Sen. Josh MccKoon, R-Columbus, who filed the bill Dec. 19, said it is in direct response to that ruling.
The opinion ”is a great concern for me from a transparency point of view,” he said. “I think it’s important that the public have access to these documents and records.”
The legislation—Senate Bill 311—would apply to the proceedings of any “tribunal in the state that is vested with powers of a judicial nature” and mandates that access to the records “shall not be exempted by order of a court of this state or by law” unless specifically exempted by the new law.
In addition to expanding the current definition of “public record” to include records and recordings, the bill would apply to the records of any judicial body “whether created by the Constitution of this state or by law, including but not limited to those not filed with an agency.”

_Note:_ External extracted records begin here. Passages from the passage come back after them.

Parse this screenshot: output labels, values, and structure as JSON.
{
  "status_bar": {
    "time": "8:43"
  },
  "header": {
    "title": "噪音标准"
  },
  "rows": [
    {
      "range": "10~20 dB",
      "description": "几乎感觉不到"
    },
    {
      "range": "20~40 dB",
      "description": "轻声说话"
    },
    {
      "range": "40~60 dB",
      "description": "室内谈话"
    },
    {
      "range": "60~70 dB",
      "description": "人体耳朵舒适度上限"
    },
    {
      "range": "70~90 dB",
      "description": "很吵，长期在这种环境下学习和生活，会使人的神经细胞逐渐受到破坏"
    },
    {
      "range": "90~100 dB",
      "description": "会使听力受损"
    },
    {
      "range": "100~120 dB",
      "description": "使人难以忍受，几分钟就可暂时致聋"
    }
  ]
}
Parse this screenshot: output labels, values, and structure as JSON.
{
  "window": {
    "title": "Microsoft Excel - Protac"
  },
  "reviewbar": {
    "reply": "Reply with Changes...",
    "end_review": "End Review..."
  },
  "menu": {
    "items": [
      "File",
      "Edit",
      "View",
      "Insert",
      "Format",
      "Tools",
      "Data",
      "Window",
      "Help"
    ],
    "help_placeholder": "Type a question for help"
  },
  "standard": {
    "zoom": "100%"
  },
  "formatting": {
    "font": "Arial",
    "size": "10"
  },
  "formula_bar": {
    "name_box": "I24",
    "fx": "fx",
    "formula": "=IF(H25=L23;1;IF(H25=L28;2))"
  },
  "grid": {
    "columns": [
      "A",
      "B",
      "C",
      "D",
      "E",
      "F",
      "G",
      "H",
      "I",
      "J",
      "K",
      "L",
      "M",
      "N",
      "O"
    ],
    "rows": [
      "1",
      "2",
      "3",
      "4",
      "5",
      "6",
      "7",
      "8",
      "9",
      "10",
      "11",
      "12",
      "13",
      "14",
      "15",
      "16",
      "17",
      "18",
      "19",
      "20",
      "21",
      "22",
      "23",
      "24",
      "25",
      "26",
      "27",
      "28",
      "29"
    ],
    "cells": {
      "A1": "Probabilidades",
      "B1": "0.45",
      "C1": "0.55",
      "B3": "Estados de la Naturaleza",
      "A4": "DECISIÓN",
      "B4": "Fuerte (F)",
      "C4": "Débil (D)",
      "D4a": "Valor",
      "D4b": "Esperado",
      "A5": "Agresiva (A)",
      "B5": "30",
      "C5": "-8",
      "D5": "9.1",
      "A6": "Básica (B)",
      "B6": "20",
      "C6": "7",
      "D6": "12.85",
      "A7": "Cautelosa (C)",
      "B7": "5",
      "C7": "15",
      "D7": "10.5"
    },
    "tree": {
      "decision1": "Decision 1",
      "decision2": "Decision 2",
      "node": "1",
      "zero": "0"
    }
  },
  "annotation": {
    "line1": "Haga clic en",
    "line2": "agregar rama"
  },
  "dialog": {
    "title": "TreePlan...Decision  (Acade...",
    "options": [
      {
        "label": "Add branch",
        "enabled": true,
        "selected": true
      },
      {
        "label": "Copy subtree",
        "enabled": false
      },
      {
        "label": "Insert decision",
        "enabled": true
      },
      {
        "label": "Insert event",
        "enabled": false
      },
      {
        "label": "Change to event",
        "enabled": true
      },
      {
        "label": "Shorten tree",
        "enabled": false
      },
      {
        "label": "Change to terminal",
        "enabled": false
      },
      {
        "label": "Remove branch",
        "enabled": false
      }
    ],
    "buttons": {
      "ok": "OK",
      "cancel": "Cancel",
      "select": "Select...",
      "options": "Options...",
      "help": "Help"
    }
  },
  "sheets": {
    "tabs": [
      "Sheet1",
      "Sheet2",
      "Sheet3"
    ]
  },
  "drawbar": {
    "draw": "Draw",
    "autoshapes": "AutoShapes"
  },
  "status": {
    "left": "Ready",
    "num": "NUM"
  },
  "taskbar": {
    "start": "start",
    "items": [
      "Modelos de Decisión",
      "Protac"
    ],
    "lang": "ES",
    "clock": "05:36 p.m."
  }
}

In October, the Supreme Court of Georgia unanimously upheld a Floyd County judge’s ruling that a court reporter’s recordings from an old murder trial the producers of a podcast wanted to copy did not have to be provided.
The producers of the “Undisclosed” podcast had sought recordings from the 2001 murder trial of Joseph Watkins, but Floyd County Superior Court Judge William Sparks ruled that they could only listen to the tapes and not record them.
The opinion by Justice Nels Peterson said “a court reporter’s recordings not filed with the court are not court records,” adding that other courts have tended to agree, unless there is some reason to doubt a transcript’s accuracy.
Asked about the sections of his bill limiting the ability of a judge to seal records or otherwise bar access, McKoon agreed that the bill as drafted may be too broad for his fellow lawmakers and portions of the legal community.
“I’ve learned in the General Assembly that the best place to start is where you think the ideal policy will be,” he said. “I certainly expect we may see the focus narrow somewhat as it goes through the committee process.”
“My intention, once we come into session, is to reach out to the Judicial Council, the Prosecuting Attorneys Council, the court reporters and other relevant stakeholders for their input,” McKoon said.
In any case, “I think it should be the rule rather than the exception that these documents are open to the public,” he said.
The lawyers for “Undecided,” Caplan Cobb partners Michael Caplan and James Cobb, said they had not seen the bill until the Daily Report provided a copy and would need time to study it before offering any comment.